JAKARTA, DDTCNews - Majelis Ulama Indonesia (MUI) menyampaikan beberapa rekomendasi kepada pemerintah seiring dengan penerbitan fatwa pajak berkeadilan oleh organisasi tersebut.
Menurut MUI, pemerintah perlu mewujudkan perpajakan yang berkeadilan dengan menerapkan pembebanan pajak yang sesuai dengan kemampuan wajib pajak (ability to pay).
"Oleh karena itu perlu adanya peninjauan kembali terhadap beban perpajakan terutama pajak progresif yang nilainya dirasakan terlalu besar," bunyi fatwa yang ditetapkan oleh MUI, dikutip pada Senin (24/11/2025).

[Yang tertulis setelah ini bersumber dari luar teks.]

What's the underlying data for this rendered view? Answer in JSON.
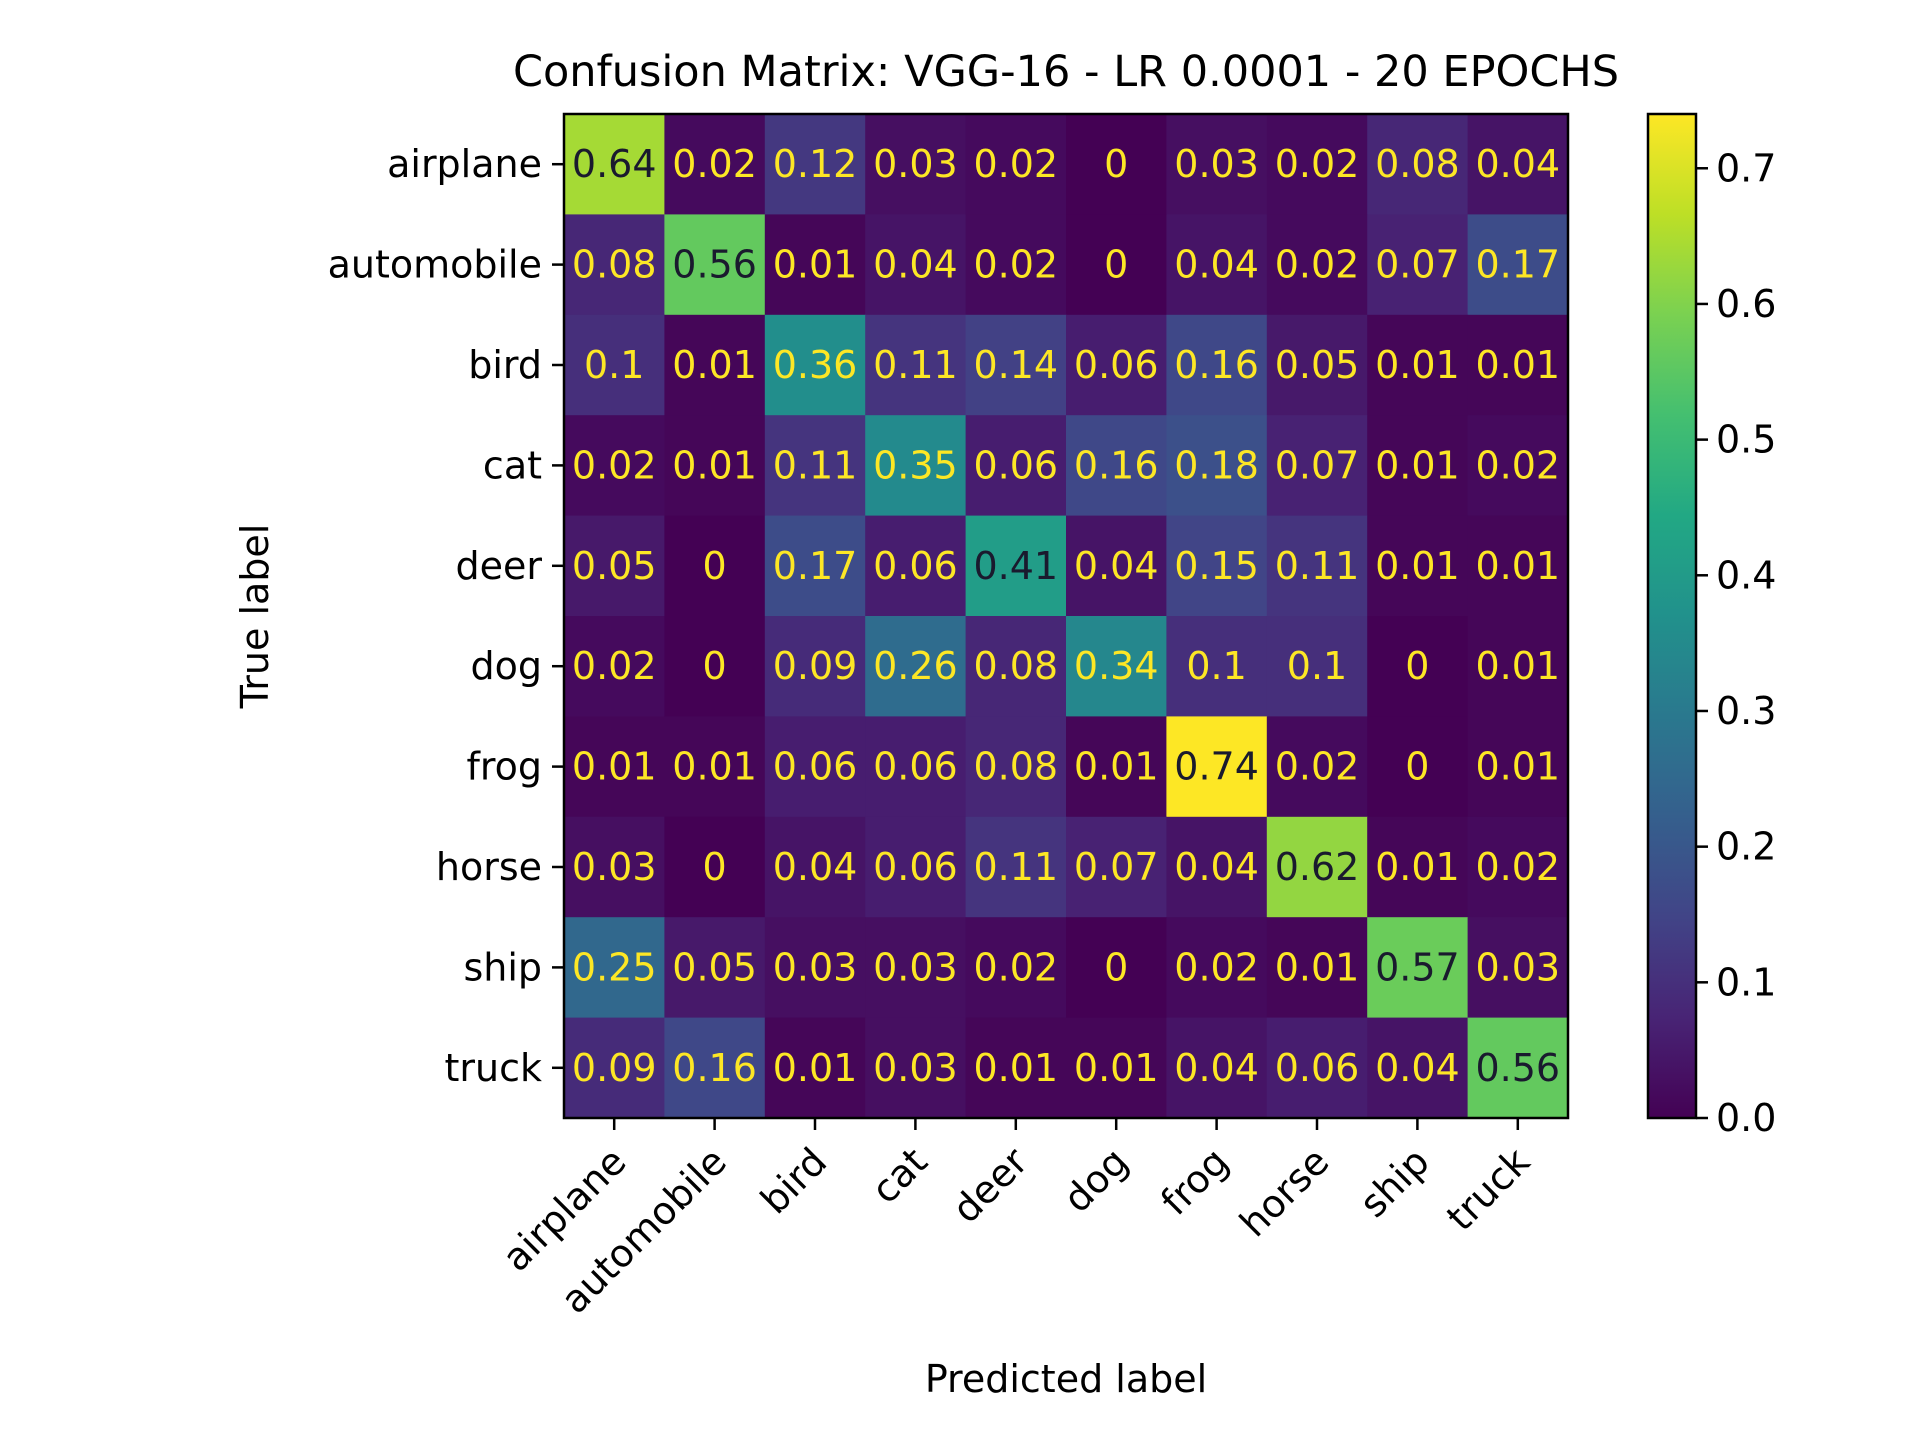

Dalam fatwanya, MUI menyatakan pajak penghasilan (PPh) seharusnya dikenakan kepada warga negara berkemampuan finansial yang secara syariat minimal setara dengan nisab zakat maal, yakni 85 gram emas.
Selanjutnya, MUI meminta pemerintah untuk mengoptimalkan pengelolaan sumber kekayaan negara dan menindak mafia pajak dalam rangka sebesar-besarnya untuk kesejahteraan masyarakat.
Kemudian, MUI juga meminta pemerintah dan DPR untuk mengevaluasi berbagai ketentuan perundang-undangan terkait perpajakan yang tidak berkeadilan dan menjadikan fatwa MUI sebagai pedoman.
Pemerintah juga diminta untuk mengevaluasi aturan PBB, PPN, PPh, PKB, dan pajak waris yang sering kali dinaikkan untuk meningkatkan pendapatan daerah tanpa mempertimbangkan rasa keadilan masyarakat.
Terakhir, pemerintah juga diminta untuk mengelola pajak secara amanah serta masyarakat perlu melaksanakan kewajiban pembayaran pajak untuk kepentingan kemaslahatan umum (maslahah ‘ammah).
Sebagai informasi, MUI menerbitkan fatwa terkait dengan perpajakan berkeadilan dalam Musyawarah Nasional (Munas) ke-11 MUI yang digelar pada pekan lalu.
Beberapa fatwa yang ditetapkan oleh MUI antara lain, pertama, PPh seyogianya dikenakan atas warga negara yang memiliki kemampuan finansial setara dengan nisab zakat maal, yakni 85 gram emas.
Kedua, pajak seyogianya hanya dikenakan atas harta yang potensial untuk diproduktifkan dan/atau merupakan kebutuhan sekunder dan tersier.
Ketiga, barang yang merupakan kebutuhan primer tidak boleh dibebani pajak secara berulang. Keempat, barang konsumtif yang merupakan kebutuhan primer, utamanya sembako, tidak boleh dikenai pajak.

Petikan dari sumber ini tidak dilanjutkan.